Summary
Advances in large-scale data center computing and networking has accelerated innovation across computer science during the past decade. Large-scale, data-intensive systems experimentation is increasingly important to accelerating science, as is developing a workforce capable of solving big data problems on the large cloud-based application platforms that are increasingly central to the US economy. To stay relevant in an age of at-scale computer systems research, the systems research community has pressed operators of Computing Research Infrastructures (CRI) such as CloudLab and Chameleon Cloud with growing demands to support larger size experiments. But while commercial compute cloud platforms have grown exponentially, research infrastructures have grown modestly. Unfortunately, this `scale' gap seems likely to grow over time, threatening to inhibit academic researchers from directly innovating in large-scale computing systems research.
The Cloudjoin project seeks to develop a long-term, sustainable approach to shrink the scaling gap by creating hybrid CRIs with elastic computing. The project will develop methods, tools, and best practices for integration of cloud CRI and commercial compute clouds. Cloudjoin promises to permit experiments to scale at low cost while maintaining experiment reproducibility and preserving an intellectual `home' for computing systems research experimenters. The project explores three cloud integration research thrusts.
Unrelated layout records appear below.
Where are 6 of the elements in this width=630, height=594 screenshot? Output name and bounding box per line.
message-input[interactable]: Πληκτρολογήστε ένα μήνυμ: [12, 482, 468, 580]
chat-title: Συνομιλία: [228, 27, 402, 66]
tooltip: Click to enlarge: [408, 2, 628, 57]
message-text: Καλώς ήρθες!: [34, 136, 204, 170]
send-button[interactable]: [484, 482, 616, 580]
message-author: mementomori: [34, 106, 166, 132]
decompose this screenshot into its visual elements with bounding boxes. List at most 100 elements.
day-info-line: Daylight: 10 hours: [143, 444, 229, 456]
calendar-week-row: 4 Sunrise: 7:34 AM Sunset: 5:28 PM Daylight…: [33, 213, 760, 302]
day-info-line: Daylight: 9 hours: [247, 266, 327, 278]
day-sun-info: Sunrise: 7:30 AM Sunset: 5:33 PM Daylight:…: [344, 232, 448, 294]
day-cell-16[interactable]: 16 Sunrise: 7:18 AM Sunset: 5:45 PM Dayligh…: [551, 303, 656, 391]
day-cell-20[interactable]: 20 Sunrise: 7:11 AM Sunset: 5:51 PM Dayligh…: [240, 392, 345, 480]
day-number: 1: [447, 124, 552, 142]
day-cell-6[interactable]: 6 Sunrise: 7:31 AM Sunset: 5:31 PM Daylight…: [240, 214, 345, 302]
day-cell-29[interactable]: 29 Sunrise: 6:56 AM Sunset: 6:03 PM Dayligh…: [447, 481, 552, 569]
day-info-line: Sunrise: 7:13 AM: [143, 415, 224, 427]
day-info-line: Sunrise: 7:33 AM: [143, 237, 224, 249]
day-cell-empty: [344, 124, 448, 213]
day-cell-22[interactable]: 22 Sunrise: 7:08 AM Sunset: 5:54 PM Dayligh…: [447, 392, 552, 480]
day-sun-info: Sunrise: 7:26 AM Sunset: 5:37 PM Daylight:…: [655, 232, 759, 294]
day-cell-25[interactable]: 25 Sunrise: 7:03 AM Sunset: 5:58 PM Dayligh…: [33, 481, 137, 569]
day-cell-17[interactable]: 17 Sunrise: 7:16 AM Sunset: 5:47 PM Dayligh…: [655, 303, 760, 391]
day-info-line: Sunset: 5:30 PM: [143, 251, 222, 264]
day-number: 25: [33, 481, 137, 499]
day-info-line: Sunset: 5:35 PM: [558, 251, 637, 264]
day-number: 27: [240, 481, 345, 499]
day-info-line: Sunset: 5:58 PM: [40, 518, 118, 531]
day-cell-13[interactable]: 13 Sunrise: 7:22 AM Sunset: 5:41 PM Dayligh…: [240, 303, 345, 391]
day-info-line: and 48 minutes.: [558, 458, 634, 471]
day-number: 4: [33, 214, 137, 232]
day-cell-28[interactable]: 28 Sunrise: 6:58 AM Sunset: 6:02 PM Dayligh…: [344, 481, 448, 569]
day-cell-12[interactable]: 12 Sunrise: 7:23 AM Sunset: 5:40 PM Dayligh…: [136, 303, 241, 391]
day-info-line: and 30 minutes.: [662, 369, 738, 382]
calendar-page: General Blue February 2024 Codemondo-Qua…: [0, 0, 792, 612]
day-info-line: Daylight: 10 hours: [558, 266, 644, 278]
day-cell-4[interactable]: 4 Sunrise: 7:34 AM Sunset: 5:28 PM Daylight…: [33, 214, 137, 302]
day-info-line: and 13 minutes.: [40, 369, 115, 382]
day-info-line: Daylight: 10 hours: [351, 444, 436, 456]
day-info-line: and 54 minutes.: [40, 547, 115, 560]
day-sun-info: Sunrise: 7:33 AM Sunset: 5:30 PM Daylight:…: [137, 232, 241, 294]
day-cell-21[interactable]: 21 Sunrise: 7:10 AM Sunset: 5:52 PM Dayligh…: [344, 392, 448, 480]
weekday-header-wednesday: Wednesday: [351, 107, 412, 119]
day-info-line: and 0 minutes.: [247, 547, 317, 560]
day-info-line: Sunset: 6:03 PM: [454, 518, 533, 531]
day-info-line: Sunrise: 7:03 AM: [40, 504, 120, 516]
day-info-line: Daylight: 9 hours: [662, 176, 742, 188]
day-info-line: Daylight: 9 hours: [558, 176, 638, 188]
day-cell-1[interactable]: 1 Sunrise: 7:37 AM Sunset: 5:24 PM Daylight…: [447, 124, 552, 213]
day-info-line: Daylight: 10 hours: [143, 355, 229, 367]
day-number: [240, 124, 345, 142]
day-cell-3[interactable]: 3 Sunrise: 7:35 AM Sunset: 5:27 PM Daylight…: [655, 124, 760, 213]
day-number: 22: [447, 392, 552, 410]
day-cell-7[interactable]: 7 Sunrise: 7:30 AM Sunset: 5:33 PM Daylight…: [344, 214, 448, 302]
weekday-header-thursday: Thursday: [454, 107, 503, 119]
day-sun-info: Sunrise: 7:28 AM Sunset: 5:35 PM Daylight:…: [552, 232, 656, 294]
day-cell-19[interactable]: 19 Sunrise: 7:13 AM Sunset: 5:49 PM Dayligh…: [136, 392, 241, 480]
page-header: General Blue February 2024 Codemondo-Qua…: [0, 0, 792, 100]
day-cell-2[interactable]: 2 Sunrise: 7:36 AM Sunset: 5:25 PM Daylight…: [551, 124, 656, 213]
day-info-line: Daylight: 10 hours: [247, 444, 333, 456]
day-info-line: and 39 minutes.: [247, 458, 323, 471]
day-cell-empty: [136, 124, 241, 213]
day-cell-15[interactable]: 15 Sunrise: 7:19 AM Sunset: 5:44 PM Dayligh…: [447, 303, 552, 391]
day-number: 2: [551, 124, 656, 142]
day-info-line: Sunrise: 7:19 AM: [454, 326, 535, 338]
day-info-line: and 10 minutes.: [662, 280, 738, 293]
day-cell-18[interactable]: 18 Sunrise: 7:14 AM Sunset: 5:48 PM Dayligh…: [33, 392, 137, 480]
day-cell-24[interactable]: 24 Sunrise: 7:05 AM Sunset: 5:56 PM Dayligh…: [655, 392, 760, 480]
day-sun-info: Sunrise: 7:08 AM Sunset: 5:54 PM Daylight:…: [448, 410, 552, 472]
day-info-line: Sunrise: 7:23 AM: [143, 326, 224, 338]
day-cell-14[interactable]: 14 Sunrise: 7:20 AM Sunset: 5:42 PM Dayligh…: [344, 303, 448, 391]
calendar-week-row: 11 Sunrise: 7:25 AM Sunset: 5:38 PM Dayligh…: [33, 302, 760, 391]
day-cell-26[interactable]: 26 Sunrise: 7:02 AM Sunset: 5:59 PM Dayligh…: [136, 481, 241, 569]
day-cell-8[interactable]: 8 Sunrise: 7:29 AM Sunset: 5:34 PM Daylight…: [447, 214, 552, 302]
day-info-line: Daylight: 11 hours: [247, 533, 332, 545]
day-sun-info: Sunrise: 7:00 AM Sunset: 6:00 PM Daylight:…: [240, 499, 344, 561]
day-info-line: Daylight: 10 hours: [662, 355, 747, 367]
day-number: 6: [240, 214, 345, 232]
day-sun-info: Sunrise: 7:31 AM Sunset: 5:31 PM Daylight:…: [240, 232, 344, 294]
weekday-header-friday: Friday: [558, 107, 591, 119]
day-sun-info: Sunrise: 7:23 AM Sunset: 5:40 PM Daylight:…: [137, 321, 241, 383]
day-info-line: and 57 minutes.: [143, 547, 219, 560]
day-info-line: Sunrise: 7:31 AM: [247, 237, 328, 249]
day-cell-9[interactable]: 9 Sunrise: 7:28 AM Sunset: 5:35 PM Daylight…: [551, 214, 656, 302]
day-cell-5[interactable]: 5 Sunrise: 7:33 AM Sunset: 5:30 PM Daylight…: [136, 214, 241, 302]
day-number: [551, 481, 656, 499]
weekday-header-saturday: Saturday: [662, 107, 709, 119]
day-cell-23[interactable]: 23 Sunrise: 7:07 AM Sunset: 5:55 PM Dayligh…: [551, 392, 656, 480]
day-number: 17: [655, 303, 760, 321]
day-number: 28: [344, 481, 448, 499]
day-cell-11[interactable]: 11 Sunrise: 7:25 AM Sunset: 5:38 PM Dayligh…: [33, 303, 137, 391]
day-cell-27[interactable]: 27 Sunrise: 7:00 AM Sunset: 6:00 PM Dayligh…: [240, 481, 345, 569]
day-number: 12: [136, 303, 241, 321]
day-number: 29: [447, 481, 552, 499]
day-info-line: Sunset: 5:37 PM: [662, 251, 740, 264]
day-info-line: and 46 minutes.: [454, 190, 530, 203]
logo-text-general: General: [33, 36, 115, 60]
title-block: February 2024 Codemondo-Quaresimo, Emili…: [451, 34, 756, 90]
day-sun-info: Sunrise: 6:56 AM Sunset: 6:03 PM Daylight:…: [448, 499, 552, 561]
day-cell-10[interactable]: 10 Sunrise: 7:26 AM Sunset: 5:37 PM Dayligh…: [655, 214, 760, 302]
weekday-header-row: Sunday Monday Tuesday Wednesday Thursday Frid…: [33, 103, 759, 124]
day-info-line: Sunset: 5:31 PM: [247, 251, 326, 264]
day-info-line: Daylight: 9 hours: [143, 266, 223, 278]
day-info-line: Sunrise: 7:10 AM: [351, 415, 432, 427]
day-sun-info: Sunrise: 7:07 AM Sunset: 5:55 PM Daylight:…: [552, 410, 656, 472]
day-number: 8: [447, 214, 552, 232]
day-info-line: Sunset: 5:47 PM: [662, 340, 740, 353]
In the first research thrust we ask "How should a CRI operator architect and implement her infrastructure's connectivity to a public cloud?" The second thrust asks: "How should an experimenter partition compute and storage resources between CRI and the public cloud?" The final thrust addresses the complexities of scaling experiments by exploring and embracing professional quality, multi-cloud management platforms equipped with monitoring, logging, alerting, error reporting and profiling capabilities.